Quants ‘running into walls’ with AI interpretability
Some firms “stumbling” with new technology, conference hears
A number of hedge funds are “running into walls” in their efforts to apply artificial intelligence in investing – particularly when it comes to understanding what the algorithms they use are doing.
“Some funds and firms are… stumbling and you don’t hear about it because they don’t open funds based on those [failed efforts],” said Joseph Simonian, director of quantitative research at Natixis Investment Managers.
Simonian was speaking on a panel at the Cayman Alternative Investment Summit on February 7 – a gathering of hedge fund managers including some of the biggest in the industry, such as Bridgewater Associates and Man Group, with a slant this year towards topics such as “The rise of the robot” and “The quantum shift: humans versus machines”.
Hedge funds, asset managers and banks are investigating the potential of machine learning in areas ranging from predicting mortgage prepayment rates to improving trading execution or helping glean insights from company analyst calls.
But one of the biggest obstacles, the speakers noted, was interpretability – the ability to explain why an AI algorithm came up with the output it did. This is easier for simple machine learning methods like decision trees, but becomes cumbersome for more complex methods like neural networks.
Michael Weinberg, chief investment officer of Mov37 – a spinoff from fund of funds Protégé Partners that works with start-up funds on machine learning strategies – said there was a split emerging between managers that require a strong economic rationale to deploy an AI algorithm and those who dismiss the need for one.
Blackrock in the past year shelved work on certain liquidity risk models based on neural networks because of the challenge of interpreting them. However, Dario Villani, former global head of portfolio strategy at Tudor Investment Corporation, who recently started a new machine learning hedge fund, the Duality Group, has argued that machine learning’s superiority lies in its ability to spot economic patterns that humans could not know intuitively.
“There’s a spectrum,” Weinberg said. “In terms of quants, some are using machine learning only when it’s entirely understood, and at the other extreme, some do not need to understand why they are generating alpha.”
Recently, senior industry figures have warned about the dangers of misusing the new technologies, such as allowing machine learning models to pick patterns from data that turn out to be statistical flukes.
Simonian believes quants should do extensive pre-model work to determine a coherent rationale for how they apply machine learning before deploying a model based on false assumptions or bad data.
Today’s AI techniques are technically simpler than the methods that many quants grew up with in fields such as derivatives pricing and traditional econometrics, he said.
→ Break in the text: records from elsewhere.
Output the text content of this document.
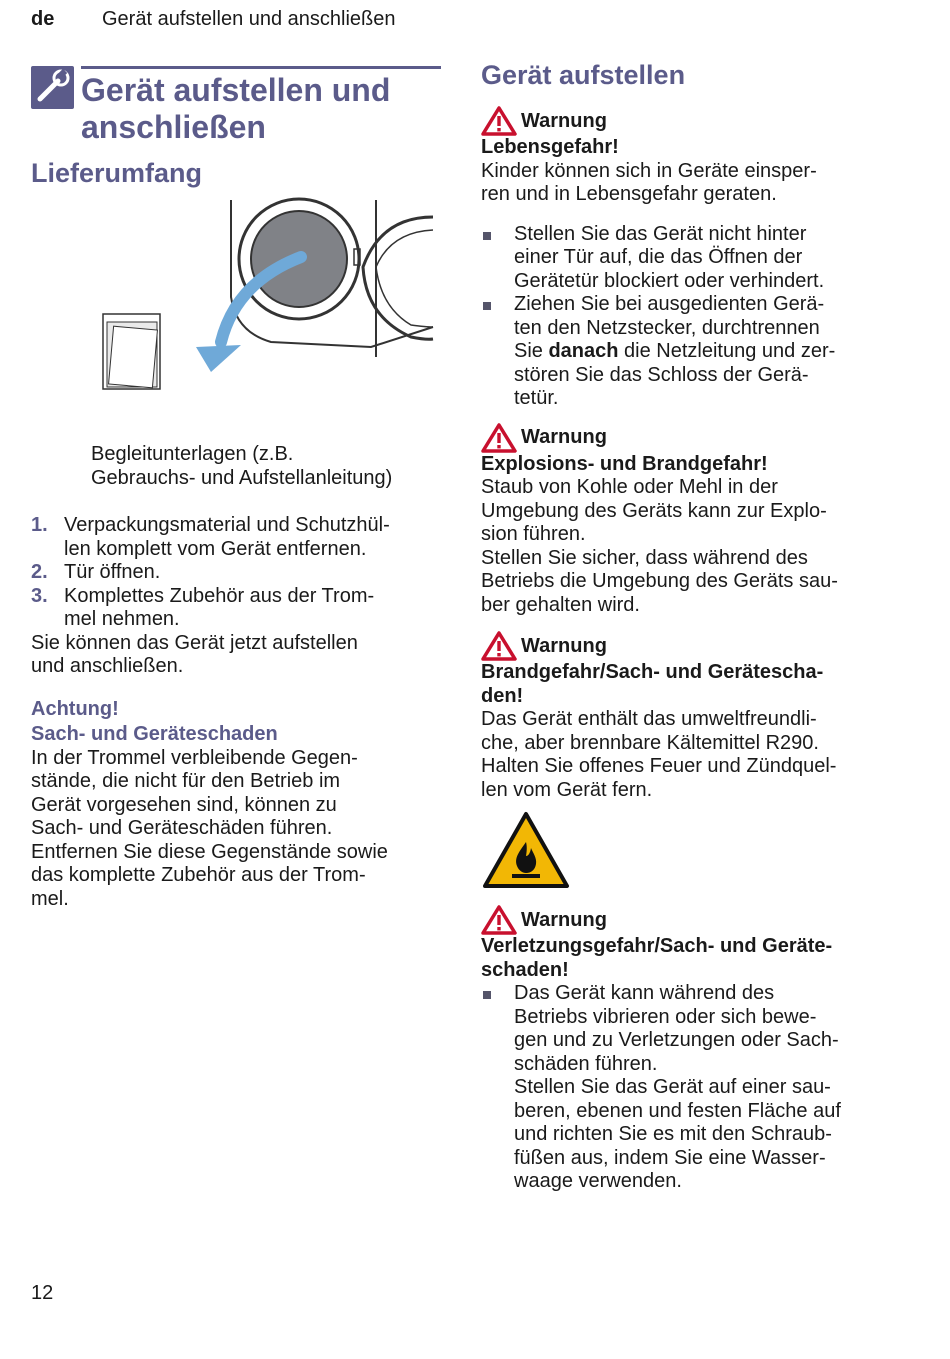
de Gerät aufstellen und anschließen
Gerät aufstellen und
anschließen
Lieferumfang
Begleitunterlagen (z.B.
Gebrauchs- und Aufstellanleitung)
1. Verpackungsmaterial und Schutzhül-
len komplett vom Gerät entfernen.
2. Tür öffnen.
3. Komplettes Zubehör aus der Trom-
mel nehmen.

Sie können das Gerät jetzt aufstellen
und anschließen.

Achtung!
Sach- und Geräteschaden

In der Trommel verbleibende Gegen-
stände, die nicht für den Betrieb im
Gerät vorgesehen sind, können zu
Sach- und Geräteschäden führen.
Entfernen Sie diese Gegenstände sowie
das komplette Zubehör aus der Trom-
mel.

Gerät aufstellen
Warnung
Lebensgefahr!
Kinder können sich in Geräte einsper-
ren und in Lebensgefahr geraten.
Stellen Sie das Gerät nicht hinter
einer Tür auf, die das Öffnen der
Gerätetür blockiert oder verhindert.
Ziehen Sie bei ausgedienten Gerä-
ten den Netzstecker, durchtrennen
Sie danach die Netzleitung und zer-
stören Sie das Schloss der Gerä-
tetür.
Warnung
Explosions- und Brandgefahr!
Staub von Kohle oder Mehl in der
Umgebung des Geräts kann zur Explo-
sion führen.
Stellen Sie sicher, dass während des
Betriebs die Umgebung des Geräts sau-
ber gehalten wird.
Warnung
Brandgefahr/Sach- und Geräteschа-
den!
Das Gerät enthält das umweltfreundli-
che, aber brennbare Kältemittel R290.
Halten Sie offenes Feuer und Zündquel-
len vom Gerät fern.
Warnung
Verletzungsgefahr/Sach- und Geräte-
schaden!
Das Gerät kann während des
Betriebs vibrieren oder sich bewe-
gen und zu Verletzungen oder Sach-
schäden führen.
Stellen Sie das Gerät auf einer sau-
beren, ebenen und festen Fläche auf
und richten Sie es mit den Schraub-
füßen aus, indem Sie eine Wasser-
waage verwenden.
12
But because the new techniques are more flexible, they can also be more risky.
“You can do a tree-based model like a random forest. You can throw any variable you want in there and get output, and depending on testing it will seem, on the surface reasonable,” he said. “With freedom comes responsibility.”
There are other problems too, he added. Firms might want to be seen using the newest tools, but that can clash with what has worked in the past. There is “a lot of groping for solutions based on AI and machine learning”. But some firms with well-founded investment strategies and a successful track record have found it difficult to integrate AI into their investment approach, he said.